Les acteurs vinicoles agissent auprès du gouvernement pour donner au vin une image moins néfaste que celle des autres boissons alcoolisées. Des lobbies puissants jusqu'au plus haut niveau de l'État contre lesquels s'oppose la ministre de la Santé, Agnès Buzyn, ainsi que le milieu sanitaire.

Audrey Bourolleau, nommée "conseillère agriculture, pêche, forêt et développement rural" à l’Elysée, auprès d'Emmanuel Macron, est aussi l'ancienne déléguée générale de "Vin & Société"
Audrey Bourolleau, nommée "conseillère agriculture, pêche, forêt et développement rural" à l’Elysée, auprès d'Emmanuel Macron, est aussi l'ancienne déléguée générale de "Vin & Société" © Maxppp / Thibaud MORITZ

Dès que l'on parle de vin et de santé, il y a en France une ambiguïté entretenue par les producteurs et les distributeurs de vin. 

Cette confusion a été relancée il y a quelques jours par une polémique : le président des interprofessionnels du vin s'est réjoui d'un courrier de l'Élysée qui lui proposait de participer à une politique de prévention.

Le vin n'est-il pas un alcool comme les autres ?

"Le vin c'est une boisson alcoolisée comme les autres, rappelle Jean-Pierre Couteron, addictologue et président de la fédération addiction, puisqu'elle contient la même molécule d'éthanol, a donc le même risque par rapport au cancer et aux maladies associées à cette molécule." 

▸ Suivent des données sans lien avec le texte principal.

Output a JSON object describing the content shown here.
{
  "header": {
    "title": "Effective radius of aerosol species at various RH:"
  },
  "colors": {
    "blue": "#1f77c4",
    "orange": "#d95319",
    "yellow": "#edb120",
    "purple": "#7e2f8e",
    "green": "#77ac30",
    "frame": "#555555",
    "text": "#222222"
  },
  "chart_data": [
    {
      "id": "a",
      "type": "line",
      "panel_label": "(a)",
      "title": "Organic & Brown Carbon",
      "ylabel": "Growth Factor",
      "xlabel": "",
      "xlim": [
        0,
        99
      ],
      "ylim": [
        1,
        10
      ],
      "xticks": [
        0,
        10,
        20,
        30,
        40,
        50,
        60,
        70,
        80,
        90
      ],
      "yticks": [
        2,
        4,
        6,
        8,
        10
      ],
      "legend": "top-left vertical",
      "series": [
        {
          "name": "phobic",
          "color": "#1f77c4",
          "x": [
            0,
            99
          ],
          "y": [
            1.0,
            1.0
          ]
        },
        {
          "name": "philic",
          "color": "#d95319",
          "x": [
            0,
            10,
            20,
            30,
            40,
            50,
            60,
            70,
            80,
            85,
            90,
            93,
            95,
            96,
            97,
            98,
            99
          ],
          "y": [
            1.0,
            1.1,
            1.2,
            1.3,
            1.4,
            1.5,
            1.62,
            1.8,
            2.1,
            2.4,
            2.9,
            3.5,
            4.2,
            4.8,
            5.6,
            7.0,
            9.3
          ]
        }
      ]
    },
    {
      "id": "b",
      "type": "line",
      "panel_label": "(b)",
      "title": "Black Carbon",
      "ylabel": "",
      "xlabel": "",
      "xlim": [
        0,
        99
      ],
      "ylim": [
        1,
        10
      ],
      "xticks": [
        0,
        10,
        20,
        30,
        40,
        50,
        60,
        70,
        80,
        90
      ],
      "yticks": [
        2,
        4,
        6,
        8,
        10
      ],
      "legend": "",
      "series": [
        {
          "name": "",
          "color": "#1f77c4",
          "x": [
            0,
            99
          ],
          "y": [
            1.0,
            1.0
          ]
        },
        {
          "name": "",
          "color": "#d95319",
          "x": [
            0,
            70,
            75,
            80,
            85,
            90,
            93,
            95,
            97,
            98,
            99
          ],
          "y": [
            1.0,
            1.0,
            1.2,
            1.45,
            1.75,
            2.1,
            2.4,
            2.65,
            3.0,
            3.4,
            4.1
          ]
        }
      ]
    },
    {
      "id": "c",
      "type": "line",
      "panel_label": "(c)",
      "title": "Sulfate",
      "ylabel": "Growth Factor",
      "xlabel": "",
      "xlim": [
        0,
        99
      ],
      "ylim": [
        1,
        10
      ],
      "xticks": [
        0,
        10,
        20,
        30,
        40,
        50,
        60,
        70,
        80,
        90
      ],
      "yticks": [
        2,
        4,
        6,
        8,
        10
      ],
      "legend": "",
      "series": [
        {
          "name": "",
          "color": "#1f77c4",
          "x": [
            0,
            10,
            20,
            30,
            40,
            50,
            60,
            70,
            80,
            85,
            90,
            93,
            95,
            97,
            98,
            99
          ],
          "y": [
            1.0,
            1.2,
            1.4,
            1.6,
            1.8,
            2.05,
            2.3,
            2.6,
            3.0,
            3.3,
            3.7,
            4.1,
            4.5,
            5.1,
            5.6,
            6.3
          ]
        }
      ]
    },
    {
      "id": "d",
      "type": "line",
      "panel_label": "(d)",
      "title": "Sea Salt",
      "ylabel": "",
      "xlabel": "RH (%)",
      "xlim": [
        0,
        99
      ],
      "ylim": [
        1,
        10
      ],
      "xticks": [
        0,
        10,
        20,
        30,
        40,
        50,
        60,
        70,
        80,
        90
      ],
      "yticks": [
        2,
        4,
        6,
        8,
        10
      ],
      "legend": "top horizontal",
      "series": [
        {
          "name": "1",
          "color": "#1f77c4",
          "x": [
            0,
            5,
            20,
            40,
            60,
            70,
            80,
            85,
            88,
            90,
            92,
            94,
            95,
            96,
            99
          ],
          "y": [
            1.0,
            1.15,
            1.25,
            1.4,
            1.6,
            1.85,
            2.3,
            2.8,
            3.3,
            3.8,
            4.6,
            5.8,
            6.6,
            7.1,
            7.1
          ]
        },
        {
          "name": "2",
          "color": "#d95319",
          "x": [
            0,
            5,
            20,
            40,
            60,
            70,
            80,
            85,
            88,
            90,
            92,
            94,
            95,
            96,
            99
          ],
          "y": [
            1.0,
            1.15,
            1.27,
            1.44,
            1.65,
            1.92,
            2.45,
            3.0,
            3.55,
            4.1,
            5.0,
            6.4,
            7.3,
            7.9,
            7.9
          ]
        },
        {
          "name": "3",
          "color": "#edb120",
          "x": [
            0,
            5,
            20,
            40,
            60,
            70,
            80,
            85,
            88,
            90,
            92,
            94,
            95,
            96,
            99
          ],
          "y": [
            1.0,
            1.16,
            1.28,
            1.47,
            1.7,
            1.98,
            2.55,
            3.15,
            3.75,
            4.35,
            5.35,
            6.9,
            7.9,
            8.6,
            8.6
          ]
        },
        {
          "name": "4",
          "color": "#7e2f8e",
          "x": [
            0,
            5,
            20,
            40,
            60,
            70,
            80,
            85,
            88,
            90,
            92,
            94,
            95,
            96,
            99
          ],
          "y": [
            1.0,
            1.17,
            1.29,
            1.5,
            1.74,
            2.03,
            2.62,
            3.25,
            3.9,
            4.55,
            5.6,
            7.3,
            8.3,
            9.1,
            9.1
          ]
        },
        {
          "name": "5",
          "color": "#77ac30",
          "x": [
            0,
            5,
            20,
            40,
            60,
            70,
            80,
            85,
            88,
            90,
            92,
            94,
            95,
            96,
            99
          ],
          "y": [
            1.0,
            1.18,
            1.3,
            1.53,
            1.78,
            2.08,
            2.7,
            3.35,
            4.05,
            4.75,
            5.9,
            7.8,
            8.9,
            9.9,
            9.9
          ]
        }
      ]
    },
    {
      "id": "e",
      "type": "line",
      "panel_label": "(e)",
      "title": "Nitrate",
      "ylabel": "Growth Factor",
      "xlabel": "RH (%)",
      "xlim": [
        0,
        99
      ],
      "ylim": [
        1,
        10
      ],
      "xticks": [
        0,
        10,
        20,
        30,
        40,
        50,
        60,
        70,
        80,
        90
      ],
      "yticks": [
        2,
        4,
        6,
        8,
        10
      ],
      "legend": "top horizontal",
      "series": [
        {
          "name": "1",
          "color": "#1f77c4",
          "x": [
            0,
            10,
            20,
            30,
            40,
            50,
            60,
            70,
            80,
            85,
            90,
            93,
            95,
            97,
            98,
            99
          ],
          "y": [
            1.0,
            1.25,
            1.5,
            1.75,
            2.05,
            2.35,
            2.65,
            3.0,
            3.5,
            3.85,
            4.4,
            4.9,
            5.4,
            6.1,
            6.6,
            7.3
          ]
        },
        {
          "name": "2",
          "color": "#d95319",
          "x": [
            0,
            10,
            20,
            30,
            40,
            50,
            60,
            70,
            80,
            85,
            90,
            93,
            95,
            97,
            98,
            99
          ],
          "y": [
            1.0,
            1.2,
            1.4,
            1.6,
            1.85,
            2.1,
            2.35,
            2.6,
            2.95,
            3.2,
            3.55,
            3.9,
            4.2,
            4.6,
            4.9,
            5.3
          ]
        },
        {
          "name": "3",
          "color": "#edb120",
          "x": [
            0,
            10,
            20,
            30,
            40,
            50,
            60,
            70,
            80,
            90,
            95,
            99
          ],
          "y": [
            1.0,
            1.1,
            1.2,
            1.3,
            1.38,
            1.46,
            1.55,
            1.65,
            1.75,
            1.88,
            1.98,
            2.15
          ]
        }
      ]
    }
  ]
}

Le spécialiste explique que notre culture française a historiquement valorisé le vin comme un incontournable tant sur un plan culturel, gastronomique que dans le vivre ensemble, ce qui fait du vin, en France, "un alcool un peu différent" des autres. Mais pas pour notre organisme. Le vin, appuie Jean-Pierre Couteron, a bien les mêmes effets "sur le plan de la maladie et du risque sanitaire" : "Le vin ne doit pas être traité différemment sur le plan de la prévention, il doit être soumis aux mêmes restrictions d'accès, aux mêmes précautions, surtout qu'on nous vend parfois le vin, justement dans ces traditions, dans une consommation raisonnable, gustative, œnologique."

Une prévention d'autant plus importante que la commercialisation à grande échelle du vin démontre, par sa quantité vendue, que c'est "la quantité d'éthanol absorbé qui est recherchée et pas forcément l'expérience gustative, qui est modérée".

Des défenseurs du vin jusqu'à l'Élysée

Le vin est plutôt bien défendu en France. Ses filières sont bien présentes jusqu'aux plus hauts niveaux : la conseillère agriculture de l'Élysée, Audrey Bourolleau, est l'ancienne déléguée générale de "Vin & société"

Un milieu qui semble très bien reçu, au grand damn des acteurs du milieu sanitaire. L'un d'entre eux déplore n'avoir été que très peu concerté ou invité alors que le camp adverse se voit confier cette mission de prévention. 

"Du côté du gouvernement et de l'Élysée et un peu du ministère de la Santé, relève-t-il, on a plutôt reçu et écrit aux industriels et à leurs représentants et on ne nous a pas encore concertés directement ou ne nous a pas encore invités. 

Non pas que le milieu sanitaire refuse l'implication des acteurs vinicoles, mais il craint un manque d'arbitrage : "Que l'on discute entre acteurs d'un même domaine, pourquoi pas, mais entre nous, au même moment et chacun d'entre nous en étant clairs sur les intérêts que nous défendons, sous mandat et sous contrôle de l'autorité sanitaire."

Pas d'ambiguïté cependant du côté d'Agnès Buzyn, qui a critiqué ce double discours autour du vin. La ministre de la Santé a réaffirmé que l'alcool était mauvais pour la santé et qu'il fallait une information claire pour que chacun fasse ses choix pour sa santé.